Rebecca and Priscilla develop an ease that feels, for Rebecca at least, like friendship. She does not want to think of herself as an employer, though she isn’t stupid. She wants to matter to Priscilla as much as Priscilla matters to her. When Priscilla dies in childbirth, Rebecca reflexively volunteers to adopt the baby. “You had to believe the deus would emerge from the machina or you had nothing,” Rebecca thinks. “It seemed, suddenly, quite clear, that Rebecca could be that deus.” Priscilla’s adult daughter, Cheryl, pregnant herself, uneasily accepts. And so the families become permanently entwined.
It is a deeply optimistic thing to do, to surprise-adopt a baby without second-guessing or, say, consulting your husband. But Rebecca is an optimist—why shouldn’t she be? Her career is comically successful—Alam is delighted by the old-school implausibility of her poetic fame. You can’t just be a princess, like Diana, and you can’t just be a “suburban housewife who is also a poet who comes to New York City and has coffee with the poetry editor of the New Yorker,” Alam says. “It doesn’t happen. But it does happen, to some people.” Rebecca is the kind of person for whom things have always worked out.

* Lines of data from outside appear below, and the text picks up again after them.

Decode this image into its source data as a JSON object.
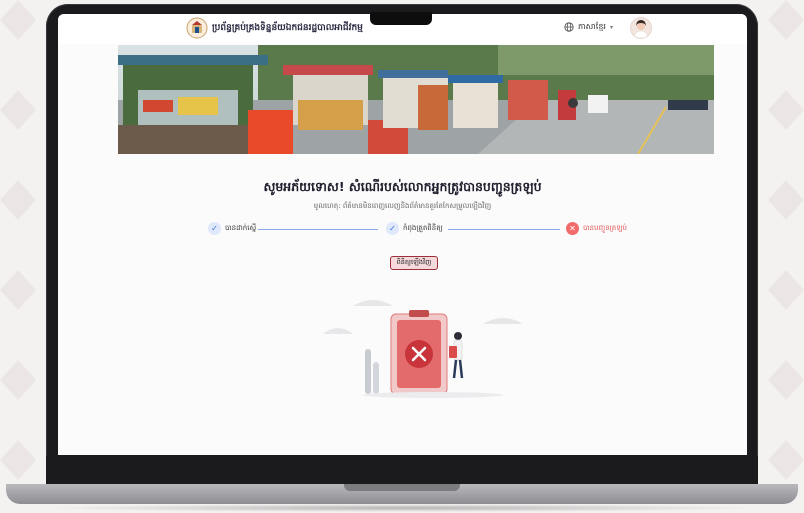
{
  "app": {
    "title": "ប្រព័ន្ធគ្រប់គ្រងទិន្នន័យឯកជនរដ្ឋបាលអាជីវកម្ម",
    "language_label": "ភាសាខ្មែរ"
  },
  "content": {
    "headline": "សូមអភ័យទោស! សំណើរបស់លោកអ្នកត្រូវបានបញ្ជូនត្រឡប់",
    "reason": "មូលហេតុ: ព័ត៌មានមិនពេញលេញនិងព័ត៌មានគួរតែកែសម្រួលឡើងវិញ"
  },
  "stepper": {
    "steps": [
      {
        "label": "បានដាក់ស្នើ",
        "status": "done"
      },
      {
        "label": "កំពុងត្រួតពិនិត្យ",
        "status": "done"
      },
      {
        "label": "បានបញ្ជូនត្រឡប់",
        "status": "failed"
      }
    ]
  },
  "actions": {
    "retry_label": "ពិនិត្យឡើងវិញ"
  },
  "colors": {
    "accent_blue": "#3b6fd8",
    "error_red": "#f06b6b",
    "button_border": "#9b2f3a"
  },
  "icons": {
    "lang": "globe-icon",
    "step_done": "check-icon",
    "step_fail": "close-icon",
    "illustration": "rejected-document-illustration"
  }
}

In another novel, a simpler one, this narrative—adopting Priscilla’s baby, becoming the white mother to a black son and a part of Cheryl’s life—would precipitate some kind of racial awakening. “But she doesn’t have that awakening. She really doesn’t. Because, to me, that’s more honest,” Alam says. “We understand in a way Rebecca cannot that the things she thinks are going to get better are actually going to get so much worse.” Al Gore isn’t going to be president. Bill Cosby, we know and she doesn’t, isn’t actually a role model for her son’s life.
“I think [Rebecca] has a desire to solve a problem that’s unsolvable,” Alam says. “That was her in-the-moment response to the circumstances, and even though it looks heroic in a certain context, it doesn’t feel heroic to me. It just feels impulsive. It’s a very open question for me, what the morality is of what she chooses to do.” She isn’t a hero or a villain; she does what she does because she did it. “That’s often how life works, right? You track back how you met your spouse, how you fell in love, how you chose a certain thing, and it’s just a series of steps you took. The heavens don’t part and there’s no sunbeam falling down, there’s no crystal revelation,” Alam says. So she adopted the baby. “Weirdly, it’s not special at all.”
Rachel Sugar is a writer living in New York.